Let's start with some sample data:
gremlin> g = TinkerFactory.createModern().traversal()
==>graphtraversalsource[tinkergraph[vertices:6 edges:6], standard]
gremlin> g.V(4).valueMap(true) // the vertex to be cloned
==>[label:person,name:[josh],age:[32],id:4]
gremlin> g.V(4).outE().map(union(identity(), valueMap()).fold()) // all out-edges
==>[e[10][4-created->5],[weight:1.0]]
==>[e[11][4-created->3],[weight:0.4]]
gremlin> g.V(4).inE().map(union(identity(), valueMap()).fold()) // all in-edges
==>[e[8][1-knows->4],[weight:1.0]]
Now the query to clone the vertex might look a bit scary at a first glance, but it's really just the same pattern over and over again - jumping between the original and the clone to copy the properties:
g.V(4).as('source').
addV().
property(label, select('source').label()).as('clone').
sideEffect( // copy vertex properties
select('source').properties().as('p').
select('clone').
property(select('p').key(), select('p').value())).
sideEffect( // copy out-edges
select('source').outE().as('e').
select('clone').
addE(select('e').label()).as('eclone').
to(select('e').inV()).
select('e').properties().as('p'). // copy out-edge properties
select('eclone').
property(select('p').key(), select('p').value())).
sideEffect( // copy in-edges
select('source').inE().as('e').
select('clone').
addE(select('e').label()).as('eclone').
from(select('e').outV()).
select('e').properties().as('p'). // copy in-edge properties
select('eclone').
property(select('p').key(), select('p').value()))
And in action it looks like this:
gremlin> g.V(4).as('source').
......1> addV().
......2> property(label, select('source').label()).as('clone').
......3> sideEffect(
......4> select('source').properties().as('p').
......5> select('clone').
......6> property(select('p').key(), select('p').value())).
......7> sideEffect(
......8> select('source').outE().as('e').
......9> select('clone').
.....10> addE(select('e').label()).as('eclone').
.....11> to(select('e').inV()).
.....12> select('e').properties().as('p').

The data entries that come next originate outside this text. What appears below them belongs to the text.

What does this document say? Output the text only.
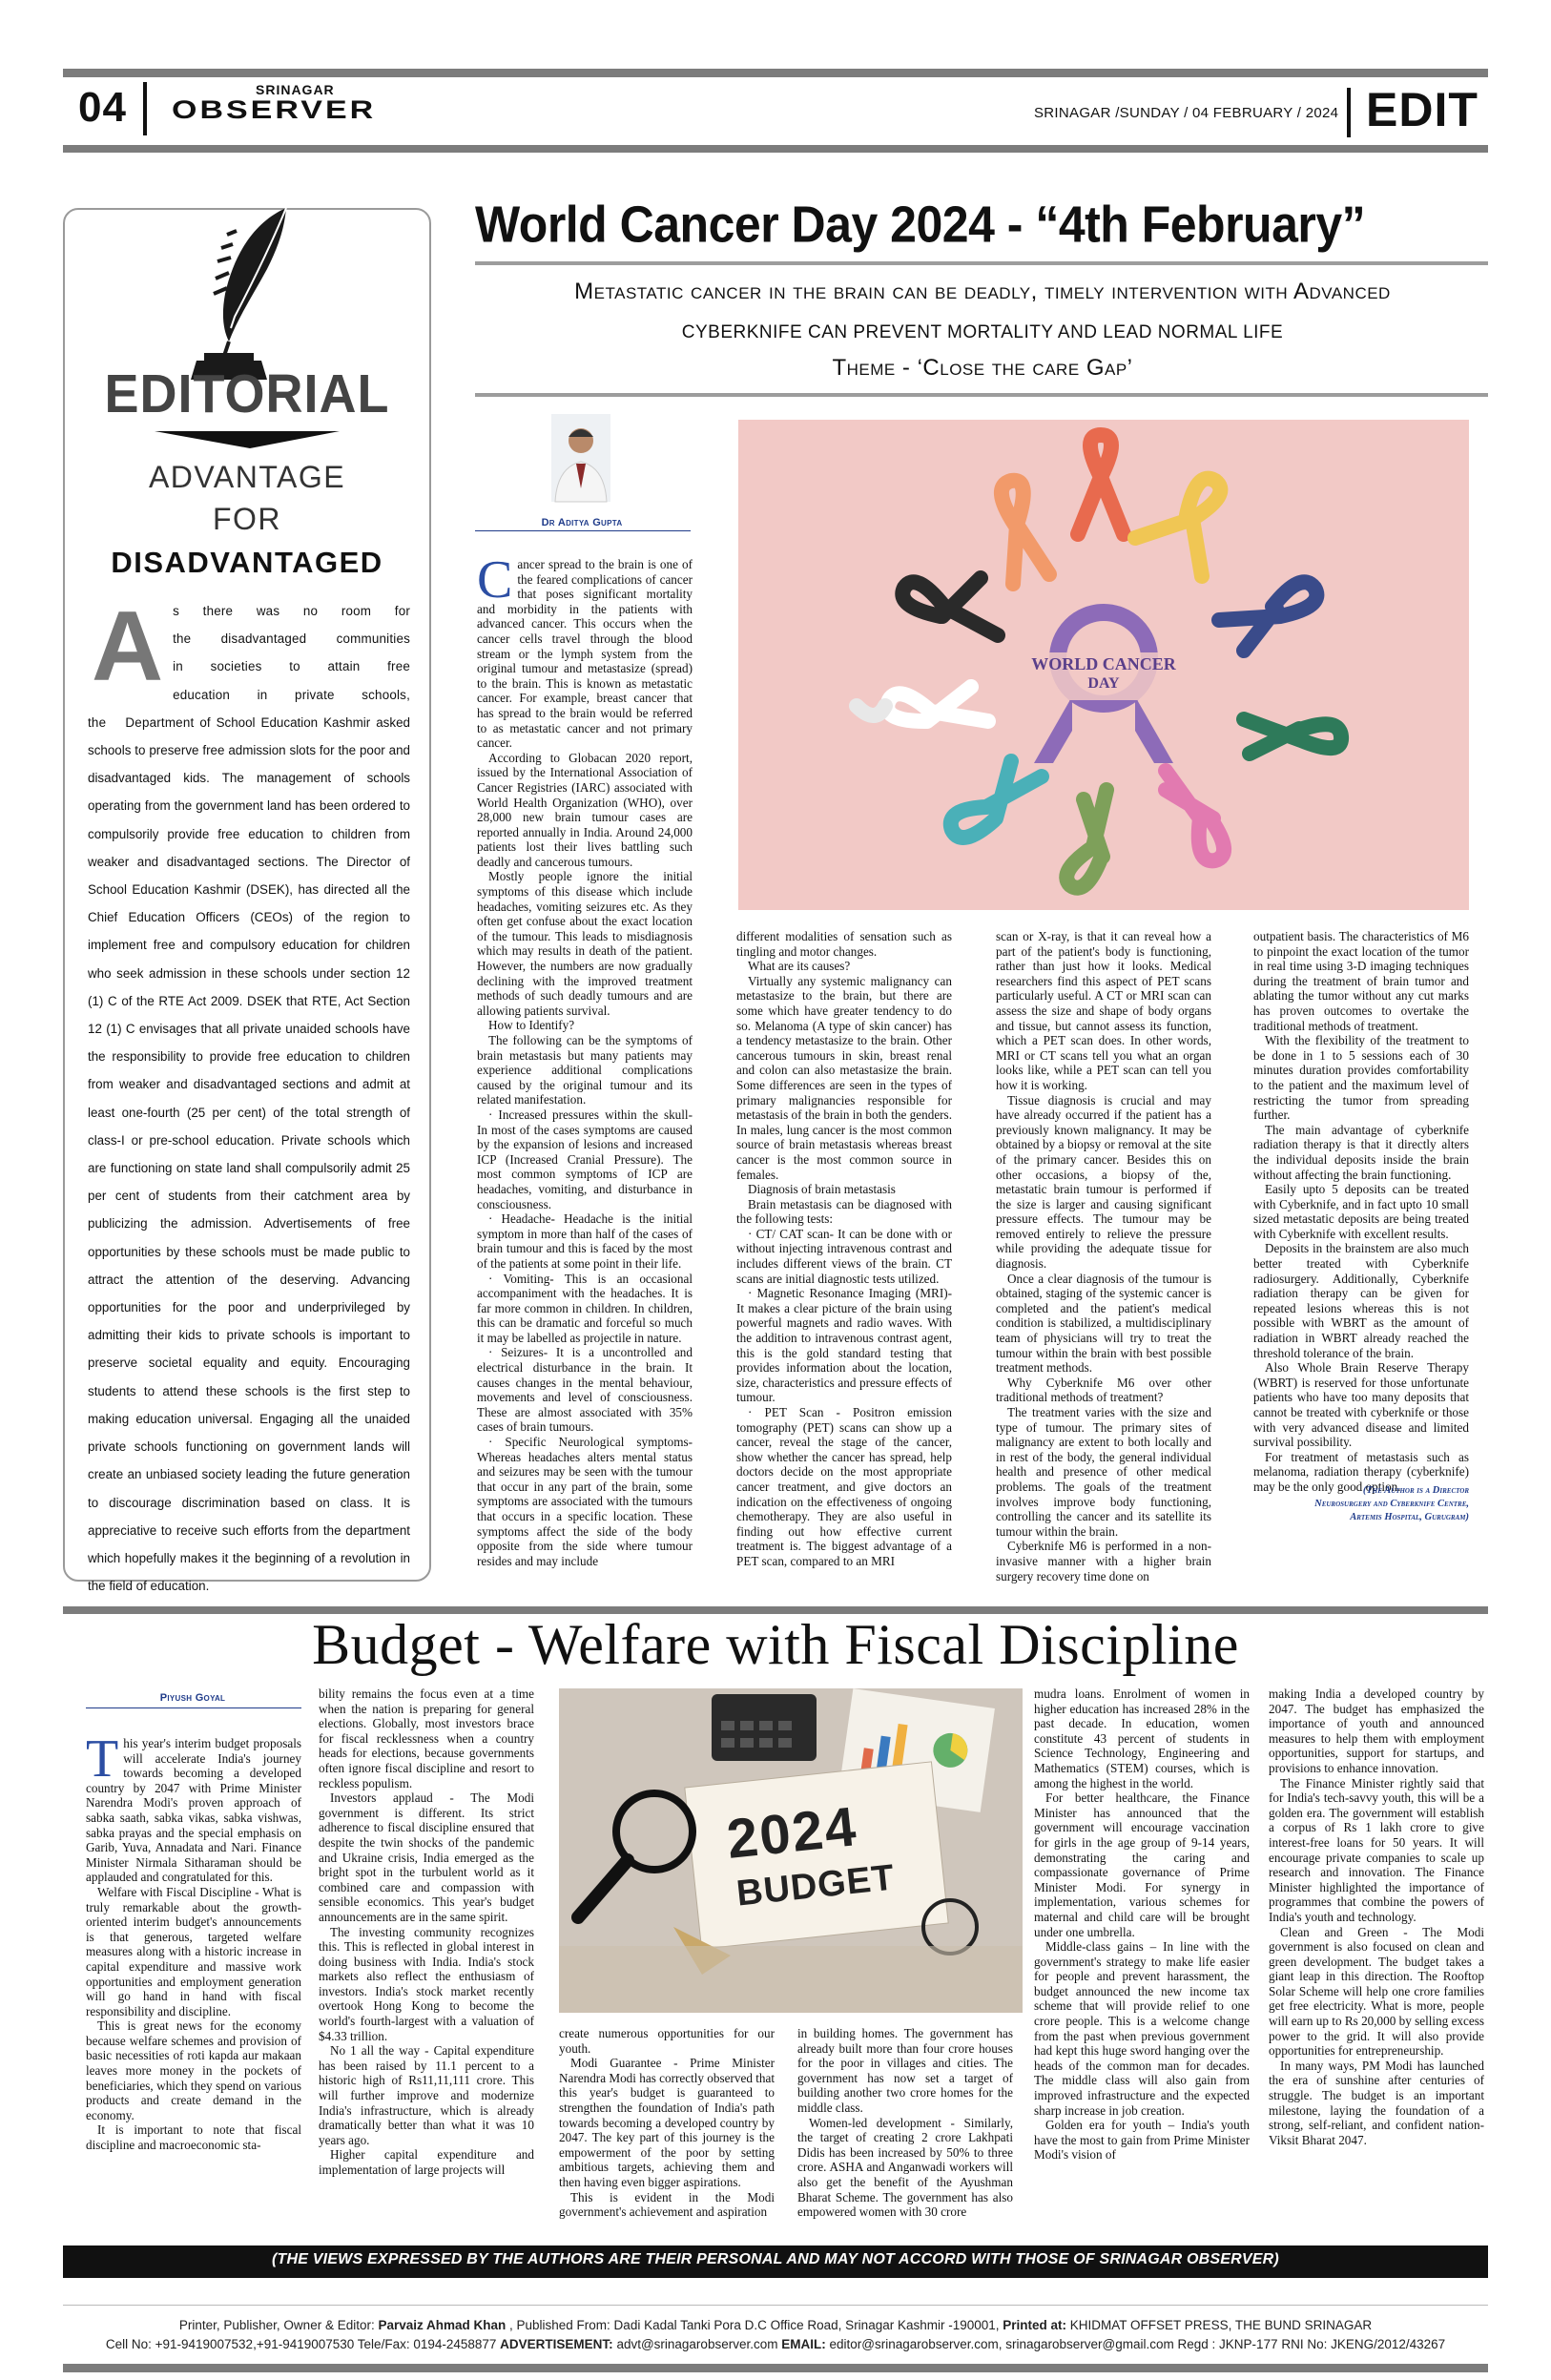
04	SRINAGAR
OBSERVER	SRINAGAR /SUNDAY / 04 FEBRUARY / 2024 EDIT
EDITORIAL
ADVANTAGE
FOR
DISADVANTAGED
A s there was no room for the disadvantaged communities in societies to attain free education in private schools, the Department of School Education Kashmir asked schools to preserve free admission slots for the poor and disadvantaged kids. The management of schools operating from the government land has been ordered to compulsorily provide free education to children from weaker and disadvantaged sections. The Director of School Education Kashmir (DSEK), has directed all the Chief Education Officers (CEOs) of the region to implement free and compulsory education for children who seek admission in these schools under section 12 (1) C of the RTE Act 2009. DSEK that RTE, Act Section 12 (1) C envisages that all private unaided schools have the responsibility to provide free education to children from weaker and disadvantaged sections and admit at least one-fourth (25 per cent) of the total strength of class-I or pre-school education. Private schools which are functioning on state land shall compulsorily admit 25 per cent of students from their catchment area by publicizing the admission. Advertisements of free opportunities by these schools must be made public to attract the attention of the deserving. Advancing opportunities for the poor and underprivileged by admitting their kids to private schools is important to preserve societal equality and equity. Encouraging students to attend these schools is the first step to making education universal. Engaging all the unaided private schools functioning on government lands will create an unbiased society leading the future generation to discourage discrimination based on class. It is appreciative to receive such efforts from the department which hopefully makes it the beginning of a revolution in the field of education.
World Cancer Day 2024 - “4th February”
Metastatic cancer in the brain can be deadly, timely intervention with Advanced
CYBERKNIFE CAN PREVENT MORTALITY AND LEAD NORMAL LIFE
Theme - ‘Close the care Gap’
Dr Aditya Gupta
WORLD CANCER
DAY
C ancer spread to the brain is one of the feared complications of cancer that poses significant mortality and morbidity in the patients with advanced cancer. This occurs when the cancer cells travel through the blood stream or the lymph system from the original tumour and metastasize (spread) to the brain. This is known as metastatic cancer. For example, breast cancer that has spread to the brain would be referred to as metastatic cancer and not primary cancer.

According to Globacan 2020 report, issued by the International Association of Cancer Registries (IARC) associated with World Health Organization (WHO), over 28,000 new brain tumour cases are reported annually in India. Around 24,000 patients lost their lives battling such deadly and cancerous tumours.

Mostly people ignore the initial symptoms of this disease which include headaches, vomiting seizures etc. As they often get confuse about the exact location of the tumour. This leads to misdiagnosis which may results in death of the patient. However, the numbers are now gradually declining with the improved treatment methods of such deadly tumours and are allowing patients survival.

How to Identify?

The following can be the symptoms of brain metastasis but many patients may experience additional complications caused by the original tumour and its related manifestation.

· Increased pressures within the skull- In most of the cases symptoms are caused by the expansion of lesions and increased ICP (Increased Cranial Pressure). The most common symptoms of ICP are headaches, vomiting, and disturbance in consciousness.

· Headache- Headache is the initial symptom in more than half of the cases of brain tumour and this is faced by the most of the patients at some point in their life.

· Vomiting- This is an occasional accompaniment with the headaches. It is far more common in children. In children, this can be dramatic and forceful so much it may be labelled as projectile in nature.

· Seizures- It is a uncontrolled and electrical disturbance in the brain. It causes changes in the mental behaviour, movements and level of consciousness. These are almost associated with 35% cases of brain tumours.

· Specific Neurological symptoms- Whereas headaches alters mental status and seizures may be seen with the tumour that occur in any part of the brain, some symptoms are associated with the tumours that occurs in a specific location. These symptoms affect the side of the body opposite from the side where tumour resides and may include

different modalities of sensation such as tingling and motor changes.

What are its causes?

Virtually any systemic malignancy can metastasize to the brain, but there are some which have greater tendency to do so. Melanoma (A type of skin cancer) has a tendency metastasize to the brain. Other cancerous tumours in skin, breast renal and colon can also metastasize the brain. Some differences are seen in the types of primary malignancies responsible for metastasis of the brain in both the genders. In males, lung cancer is the most common source of brain metastasis whereas breast cancer is the most common source in females.

Diagnosis of brain metastasis

Brain metastasis can be diagnosed with the following tests:

· CT/ CAT scan- It can be done with or without injecting intravenous contrast and includes different views of the brain. CT scans are initial diagnostic tests utilized.

· Magnetic Resonance Imaging (MRI)- It makes a clear picture of the brain using powerful magnets and radio waves. With the addition to intravenous contrast agent, this is the gold standard testing that provides information about the location, size, characteristics and pressure effects of tumour.

· PET Scan - Positron emission tomography (PET) scans can show up a cancer, reveal the stage of the cancer, show whether the cancer has spread, help doctors decide on the most appropriate cancer treatment, and give doctors an indication on the effectiveness of ongoing chemotherapy. They are also useful in finding out how effective current treatment is. The biggest advantage of a PET scan, compared to an MRI

scan or X-ray, is that it can reveal how a part of the patient's body is functioning, rather than just how it looks. Medical researchers find this aspect of PET scans particularly useful. A CT or MRI scan can assess the size and shape of body organs and tissue, but cannot assess its function, which a PET scan does. In other words, MRI or CT scans tell you what an organ looks like, while a PET scan can tell you how it is working.

Tissue diagnosis is crucial and may have already occurred if the patient has a previously known malignancy. It may be obtained by a biopsy or removal at the site of the primary cancer. Besides this on other occasions, a biopsy of the, metastatic brain tumour is performed if the size is larger and causing significant pressure effects. The tumour may be removed entirely to relieve the pressure while providing the adequate tissue for diagnosis.

Once a clear diagnosis of the tumour is obtained, staging of the systemic cancer is completed and the patient's medical condition is stabilized, a multidisciplinary team of physicians will try to treat the tumour within the brain with best possible treatment methods.

Why Cyberknife M6 over other traditional methods of treatment?

The treatment varies with the size and type of tumour. The primary sites of malignancy are extent to both locally and in rest of the body, the general individual health and presence of other medical problems. The goals of the treatment involves improve body functioning, controlling the cancer and its satellite its tumour within the brain.

Cyberknife M6 is performed in a non-invasive manner with a higher brain surgery recovery time done on

outpatient basis. The characteristics of M6 to pinpoint the exact location of the tumor in real time using 3-D imaging techniques during the treatment of brain tumor and ablating the tumor without any cut marks has proven outcomes to overtake the traditional methods of treatment.

With the flexibility of the treatment to be done in 1 to 5 sessions each of 30 minutes duration provides comfortability to the patient and the maximum level of restricting the tumor from spreading further.

The main advantage of cyberknife radiation therapy is that it directly alters the individual deposits inside the brain without affecting the brain functioning.

Easily upto 5 deposits can be treated with Cyberknife, and in fact upto 10 small sized metastatic deposits are being treated with Cyberknife with excellent results.

Deposits in the brainstem are also much better treated with Cyberknife radiosurgery. Additionally, Cyberknife radiation therapy can be given for repeated lesions whereas this is not possible with WBRT as the amount of radiation in WBRT already reached the threshold tolerance of the brain.

Also Whole Brain Reserve Therapy (WBRT) is reserved for those unfortunate patients who have too many deposits that cannot be treated with cyberknife or those with very advanced disease and limited survival possibility.

For treatment of metastasis such as melanoma, radiation therapy (cyberknife) may be the only good option.

(The Author is a Director
Neurosurgery and Cyberknife Centre,
Artemis Hospital, Gurugram)
Budget - Welfare with Fiscal Discipline
Piyush Goyal
T his year's interim budget proposals will accelerate India's journey towards becoming a developed country by 2047 with Prime Minister Narendra Modi's proven approach of sabka saath, sabka vikas, sabka vishwas, sabka prayas and the special emphasis on Garib, Yuva, Annadata and Nari. Finance Minister Nirmala Sitharaman should be applauded and congratulated for this.

Welfare with Fiscal Discipline - What is truly remarkable about the growth-oriented interim budget's announcements is that generous, targeted welfare measures along with a historic increase in capital expenditure and massive work opportunities and employment generation will go hand in hand with fiscal responsibility and discipline.

This is great news for the economy because welfare schemes and provision of basic necessities of roti kapda aur makaan leaves more money in the pockets of beneficiaries, which they spend on various products and create demand in the economy.

It is important to note that fiscal discipline and macroeconomic sta-

bility remains the focus even at a time when the nation is preparing for general elections. Globally, most investors brace for fiscal recklessness when a country heads for elections, because governments often ignore fiscal discipline and resort to reckless populism.

Investors applaud - The Modi government is different. Its strict adherence to fiscal discipline ensured that despite the twin shocks of the pandemic and Ukraine crisis, India emerged as the bright spot in the turbulent world as it combined care and compassion with sensible economics. This year's budget announcements are in the same spirit.

The investing community recognizes this. This is reflected in global interest in doing business with India. India's stock markets also reflect the enthusiasm of investors. India's stock market recently overtook Hong Kong to become the world's fourth-largest with a valuation of $4.33 trillion.

No 1 all the way - Capital expenditure has been raised by 11.1 percent to a historic high of Rs11,11,111 crore. This will further improve and modernize India's infrastructure, which is already dramatically better than what it was 10 years ago.

Higher capital expenditure and implementation of large projects will

2024
BUDGET

create numerous opportunities for our youth.

Modi Guarantee - Prime Minister Narendra Modi has correctly observed that this year's budget is guaranteed to strengthen the foundation of India's path towards becoming a developed country by 2047. The key part of this journey is the empowerment of the poor by setting ambitious targets, achieving them and then having even bigger aspirations.

This is evident in the Modi government's achievement and aspiration

in building homes. The government has already built more than four crore houses for the poor in villages and cities. The government has now set a target of building another two crore homes for the middle class.

Women-led development - Similarly, the target of creating 2 crore Lakhpati Didis has been increased by 50% to three crore. ASHA and Anganwadi workers will also get the benefit of the Ayushman Bharat Scheme. The government has also empowered women with 30 crore

mudra loans. Enrolment of women in higher education has increased 28% in the past decade. In education, women constitute 43 percent of students in Science Technology, Engineering and Mathematics (STEM) courses, which is among the highest in the world.

For better healthcare, the Finance Minister has announced that the government will encourage vaccination for girls in the age group of 9-14 years, demonstrating the caring and compassionate governance of Prime Minister Modi. For synergy in implementation, various schemes for maternal and child care will be brought under one umbrella.

Middle-class gains – In line with the government's strategy to make life easier for people and prevent harassment, the budget announced the new income tax scheme that will provide relief to one crore people. This is a welcome change from the past when previous government had kept this huge sword hanging over the heads of the common man for decades. The middle class will also gain from improved infrastructure and the expected sharp increase in job creation.

Golden era for youth – India's youth have the most to gain from Prime Minister Modi's vision of

making India a developed country by 2047. The budget has emphasized the importance of youth and announced measures to help them with employment opportunities, support for startups, and provisions to enhance innovation.

The Finance Minister rightly said that for India's tech-savvy youth, this will be a golden era. The government will establish a corpus of Rs 1 lakh crore to give interest-free loans for 50 years. It will encourage private companies to scale up research and innovation. The Finance Minister highlighted the importance of programmes that combine the powers of India's youth and technology.

Clean and Green - The Modi government is also focused on clean and green development. The budget takes a giant leap in this direction. The Rooftop Solar Scheme will help one crore families get free electricity. What is more, people will earn up to Rs 20,000 by selling excess power to the grid. It will also provide opportunities for entrepreneurship.

In many ways, PM Modi has launched the era of sunshine after centuries of struggle. The budget is an important milestone, laying the foundation of a strong, self-reliant, and confident nation- Viksit Bharat 2047.

(THE VIEWS EXPRESSED BY THE AUTHORS ARE THEIR PERSONAL AND MAY NOT ACCORD WITH THOSE OF SRINAGAR OBSERVER)
Printer, Publisher, Owner & Editor: Parvaiz Ahmad Khan , Published From: Dadi Kadal Tanki Pora D.C Office Road, Srinagar Kashmir -190001, Printed at: KHIDMAT OFFSET PRESS, THE BUND SRINAGAR
Cell No: +91-9419007532,+91-9419007530 Tele/Fax: 0194-2458877 ADVERTISEMENT: advt@srinagarobserver.com EMAIL: editor@srinagarobserver.com, srinagarobserver@gmail.com Regd : JKNP-177 RNI No: JKENG/2012/43267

.....13> select('eclone').
.....14> property(select('p').key(), select('p').value())).
.....15> sideEffect(
.....16> select('source').inE().as('e').
.....17> select('clone').
.....18> addE(select('e').label()).as('eclone').
.....19> from(select('e').outV()).
.....20> select('e').properties().as('p').
.....21> select('eclone').
.....22> property(select('p').key(), select('p').value()))
==>v[13]
gremlin> g.V(13).valueMap(true) // the cloned vertex
==>[label:person,name:[josh],age:[32],id:13]
gremlin> g.V(13).outE().map(union(identity(), valueMap()).fold()) // all cloned out-edges
==>[e[16][13-created->5],[weight:1.0]]
==>[e[17][13-created->3],[weight:0.4]]
gremlin> g.V(13).inE().map(union(identity(), valueMap()).fold()) // all cloned in-edges
==>[e[18][1-knows->13],[weight:1.0]]
UPDATE
Paging support is a little tricky. Let me split this whole thing into a 3-step process. I will use edge ids as the sort criterion and to identify the last processed edge (this might not work in Neptune, but you can use a unique sortable property instead).
// clone the vertex with its properties
clone = g.V(4).as('source').
addV().
property(label, select('source').label()).as('clone').
sideEffect(
select('source').properties().as('p').
select('clone').
property(select('p').key(), select('p').value())).next()
// clone out-edges
pageSize = 1
lastId = -1
while (true) {
t = g.V(4).as('source').
outE().hasId(gt(lastId)).
order().by(id).limit(pageSize).as('e').
group('x').
by(constant('lastId')).
by(id()).
V(clone).
addE(select('e').label()).as('eclone').
to(select('e').inV()).
sideEffect(
select('e').properties().as('p').
select('eclone').
property(select('p').key(), select('p').value())).
count()
if (t.next() != pageSize)
break
lastId = t.getSideEffects().get('x').get('lastId')
}
// clone in-edges
lastId = -1
while (true) {
t = g.V(4).as('source').
inE().hasId(gt(lastId)).
order().by(id).limit(pageSize).as('e').
group('x').
by(constant('lastId')).
by(id()).
V(clone).
addE(select('e').label()).as('eclone').
from(select('e').inV()).
sideEffect(
select('e').properties().as('p').
select('eclone').
property(select('p').key(), select('p').value())).
count()
if (t.next() != pageSize)
break
lastId = t.getSideEffects().get('x').get('lastId')
}
I don't know if Neptune allows you to execute full scripts - if not, you'll need to execute the outer while loops in you application's code.